“Shoddy way to treat you. Following you from one side of the room to the other. It’s clear you’re not yourself.”
“That’s what they were counting on.” He held still as Fanny tried to loosen the knot just a little bit more. “This knot has not been your usual style,” she noted.
“The duke suggested I try something more formal for the evening,” he murmured. “I like the way it looks but not how it hugs so damn tight about my throat.”
She worked on the knot carefully, trying her best not to ruin it. “In my experience, gentlemen usually favor just one or two styles of knot for their cravat.” She frowned. “Why have you started taking advice from my father on how to dress?”
“It’s a habit from the theater. We actors always consult each other when dressing for a new role.” He laughed. “It also seems a good way to stay on the duke’s good side.”
“Father only has good sides. He’s the easiest of men.”
Jeremy snorted as if he didn’t believe her, but she ignored the chance to set him straight while she finished her adjustment. Jeremy could learn a lot from her father, but perhaps not about cravats. “There, done.”
He rubbed his throat. “Ah, that is so much better. Thank you, my lady.”
He beamed at her—and Fanny’s heart gave the most alarming lurch in response. As she stared up into his handsome face, a feeling of disquiet filled her. Jeremy was an actor playing the role of her admirer. She would do well not to mistake his interest for something real.
Fanny turned away and looked up. “I’ve always loved this time of year at Stapleton. The skies are so clear at night. As a child, I always thought I should be able to reach up and touch the stars, they’re so close.”
“I can easily believe you,” Jeremy murmured, looking up, too. He stretched up his hand, fingers reaching for the bright points of light above them. “You don’t get this sort of view when you grow up in the gutter.”
She turned to Jeremy. “Tell me about that.”
“I’d rather not.” Jeremy stubbornly shook his head. “The future is all that matters, or so a very learned woman told me the day she took me on.”
She blushed. “A happy day that was for me.”
“I’m not sure your family would agree with that now. Don’t take this the wrong way, but your father and brothers gathered together are almost as frightening as my childhood was.”
“They mean you no harm.”
He snorted.
“Papa already knows how we met. I told him this, my little play, was my idea and not yours.”
Jeremy shook his head. “He must have been shocked.”
Fanny shrugged, trying not to remember the expression th
at had graced her father’s face when she’d told him she’d hired an actor to play the part of her lover. But she’d explained and reassured him it was only make-believe. “I’m a grown woman and my business is my own. He can do nothing.”

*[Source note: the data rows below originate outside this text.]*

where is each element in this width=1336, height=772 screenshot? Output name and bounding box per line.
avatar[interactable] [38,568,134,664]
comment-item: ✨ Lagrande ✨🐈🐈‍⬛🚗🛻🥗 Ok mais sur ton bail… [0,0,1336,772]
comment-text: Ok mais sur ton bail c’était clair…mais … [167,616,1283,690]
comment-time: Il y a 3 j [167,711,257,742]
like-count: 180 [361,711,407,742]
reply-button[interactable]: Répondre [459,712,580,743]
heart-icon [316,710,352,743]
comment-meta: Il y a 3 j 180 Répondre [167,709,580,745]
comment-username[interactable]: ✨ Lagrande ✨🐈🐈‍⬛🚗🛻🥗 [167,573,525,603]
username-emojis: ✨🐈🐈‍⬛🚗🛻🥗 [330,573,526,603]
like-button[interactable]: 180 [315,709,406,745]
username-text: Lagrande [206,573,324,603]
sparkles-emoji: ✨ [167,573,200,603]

Jeremy crossed his arms over his chest. “I’m sure he knows how to make a man who crosses him disappear.”
Fanny laughed. The idea of her father seriously threatening anyone, let alone Jeremy Dawes, was ludicrous. “My gut, as you men call it, told me that you were a sound investment.”
Jeremy sighed. “Women’s intuition is flawed.”
She was taken aback by his statement. Never before had she heard him speak dismissively of women, or her, in her presence before. “I don’t think—”
He drew closer and lowered his voice, “Now, don’t misunderstand what I’m saying. You are a brilliant woman. Astute at business as any man, I hear, but when it comes to people, it’s not your head making decisions for you, but your heart. You ought to be more cautious who you trust with your confidences.”
“You are worried that someone might learn about last night?”
He nodded.
“Nothing happened between us. Not even a kiss.”
He drew closer still, his voice a low rumble as he continued, “No one would believe I wouldn’t have tried for that or more. You were upset, vulnerable.”